I don’t remember any such warnings or estimates …

This is an unexpectedly long survey – and if such warnings have, in fact, been omitted, you might be able to plug a bit of data loss (and enhance the general impression of courtesy and active theory of mind : -) by adding them.

Both the original post (at the top of this thread ) and the email mention 15 minutes.

I think I took slightly longer than that, but a couple of my answers were detailed (NB: They weren’t in shouty capitals and I didn’t mention the Windows version at all…)

Fair enough – I probably started it out of that context from a copied link.

It would helpful and productive, I think:

  • to bring those estimates into the survey itself,
  • and, if 15 mins is turning out to be more figurative or optimistic than researched, to adjust it a bit from the online data.

This is already in there, though - it’s right there on the survey introductory page, which is the first page you land on when you click the link for the survey.
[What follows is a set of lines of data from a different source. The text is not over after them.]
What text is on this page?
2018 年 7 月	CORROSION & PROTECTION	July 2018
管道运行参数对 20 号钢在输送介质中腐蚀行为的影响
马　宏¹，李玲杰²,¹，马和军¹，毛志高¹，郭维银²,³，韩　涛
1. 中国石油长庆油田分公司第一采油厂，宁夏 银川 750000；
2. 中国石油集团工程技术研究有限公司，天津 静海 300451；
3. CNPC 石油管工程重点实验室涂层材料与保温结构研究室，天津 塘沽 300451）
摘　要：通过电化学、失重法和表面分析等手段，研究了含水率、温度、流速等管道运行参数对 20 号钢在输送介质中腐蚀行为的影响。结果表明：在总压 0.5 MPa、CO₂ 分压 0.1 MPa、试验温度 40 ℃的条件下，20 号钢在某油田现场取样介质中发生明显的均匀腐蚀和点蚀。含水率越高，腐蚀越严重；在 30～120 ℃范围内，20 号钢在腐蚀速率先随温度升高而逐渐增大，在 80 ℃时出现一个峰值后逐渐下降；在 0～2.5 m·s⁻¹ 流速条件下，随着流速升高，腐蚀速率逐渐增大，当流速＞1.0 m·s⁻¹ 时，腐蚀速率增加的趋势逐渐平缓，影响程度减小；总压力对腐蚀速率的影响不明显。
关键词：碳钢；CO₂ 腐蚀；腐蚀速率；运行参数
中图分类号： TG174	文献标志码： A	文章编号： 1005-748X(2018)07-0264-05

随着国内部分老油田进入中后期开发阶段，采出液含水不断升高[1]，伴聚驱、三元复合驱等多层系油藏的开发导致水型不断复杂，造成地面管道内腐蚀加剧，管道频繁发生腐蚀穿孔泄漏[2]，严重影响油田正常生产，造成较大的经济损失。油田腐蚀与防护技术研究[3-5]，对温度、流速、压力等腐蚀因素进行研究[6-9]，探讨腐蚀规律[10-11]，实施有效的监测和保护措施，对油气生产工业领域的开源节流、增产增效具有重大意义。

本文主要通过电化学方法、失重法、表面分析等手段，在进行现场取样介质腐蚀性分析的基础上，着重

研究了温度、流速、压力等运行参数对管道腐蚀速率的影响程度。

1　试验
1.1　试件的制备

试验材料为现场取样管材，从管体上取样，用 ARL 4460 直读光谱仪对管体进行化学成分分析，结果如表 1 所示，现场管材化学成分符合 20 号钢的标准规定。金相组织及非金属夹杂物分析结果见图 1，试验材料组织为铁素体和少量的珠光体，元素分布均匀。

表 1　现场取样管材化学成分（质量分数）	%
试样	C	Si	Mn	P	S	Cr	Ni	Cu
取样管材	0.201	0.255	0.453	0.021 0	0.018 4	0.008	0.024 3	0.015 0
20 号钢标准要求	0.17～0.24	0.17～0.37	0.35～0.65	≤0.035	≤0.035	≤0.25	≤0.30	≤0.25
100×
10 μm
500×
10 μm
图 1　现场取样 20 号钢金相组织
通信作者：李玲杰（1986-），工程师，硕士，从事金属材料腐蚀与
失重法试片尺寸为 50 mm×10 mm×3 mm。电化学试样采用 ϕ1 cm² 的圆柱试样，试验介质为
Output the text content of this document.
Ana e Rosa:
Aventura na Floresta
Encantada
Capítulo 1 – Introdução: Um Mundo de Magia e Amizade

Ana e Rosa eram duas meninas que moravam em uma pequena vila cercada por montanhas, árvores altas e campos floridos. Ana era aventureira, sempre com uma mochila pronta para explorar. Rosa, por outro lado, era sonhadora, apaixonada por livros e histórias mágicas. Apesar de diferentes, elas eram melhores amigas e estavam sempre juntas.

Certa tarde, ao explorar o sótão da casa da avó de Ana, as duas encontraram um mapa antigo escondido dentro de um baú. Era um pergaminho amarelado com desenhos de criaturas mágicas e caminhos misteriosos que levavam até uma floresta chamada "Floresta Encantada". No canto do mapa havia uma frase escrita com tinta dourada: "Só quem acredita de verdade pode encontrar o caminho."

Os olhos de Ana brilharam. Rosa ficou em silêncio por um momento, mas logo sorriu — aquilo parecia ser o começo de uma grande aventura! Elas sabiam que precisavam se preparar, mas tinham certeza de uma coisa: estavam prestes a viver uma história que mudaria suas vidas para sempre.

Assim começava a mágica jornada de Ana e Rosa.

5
From that front survey page:

Ten minutes may be optimistic, but it depends on the options selected; fifteen minutes is about right. (For the 1,500+ responses so far, the average time taken has been thirteen minutes according to the stats.) There is unfortunately no way to include a progress bar in Survey Monkey when you use branching page logic (which this survey does, and which is why the time required may vary). We did also say 15 minutes in the email and in all announcements about the survey, so we have tried to warn users about how long it will take!

If you get a little more time later, we’d be very grateful if you are able to fill it in, as we are very interested in the results, and the more users that help, the more useful those results will be.

They certainly are! In all fairness to that one, he did get funnier as the responses went on, with one all-caps reply saying that they had tried to find a keyboard without a caps key on Amazon since they tended to over-use it when angry, but no such thing existed, so MAYBE YOU CAN INVENT ONE IF YOU EVER FINISH SCRIVENER 3!!! (Or words to that effect.)

To everyone else, thanks for completing the survey!

All the best,
Keith

Do you plan on sharing the results of the survey (at least in broad strokes)?

Someone asked this on Facebook yesterday, too. I hadn’t really thought about it, but I don’t see why not. I may put together a blog post gathering some of the results in a month or so, once the survey has run for a while.

I would have been a bit more reassured and rather more likely to have returned and completed the thing,
if I had at least seen an acknowledgement (or even, really, an awareness) that you are asking people to give time to rather a long survey, and that you appreciate their ploughing through all the micro-detail for you.

Facty protestations that your users are ‘wrong’ feel a bit less reassuring, and score a bit weakly on theory of mind.

(Particularly in the light of comments like that of Xiamenese above, who had ‘spent the morning’ dutifully ploughing through, only to get blocked).

Quality in these things is a ratio of reward divided by cognitive effort. You need to up the reward a bit, if only in expressions of professional realism, understanding, appreciation, if people are going to feel inspired to dive back in and plough through all that stuff again, aware that some others have done so only to be blocked by glitches.

It’s a bit long, over-detailed and claustrophobic in there …

Great - the “danger” with posting the results is that some may complain / disagree with the results. One key is to make sure to let people know that this is a data gathering exercise to inform future plans, and not a guarantee of any future products, etc. (This won’t stop people from complaining though - of course. Damned if you do, damned if you don’t.)

I’m very sorry for not grovelling more.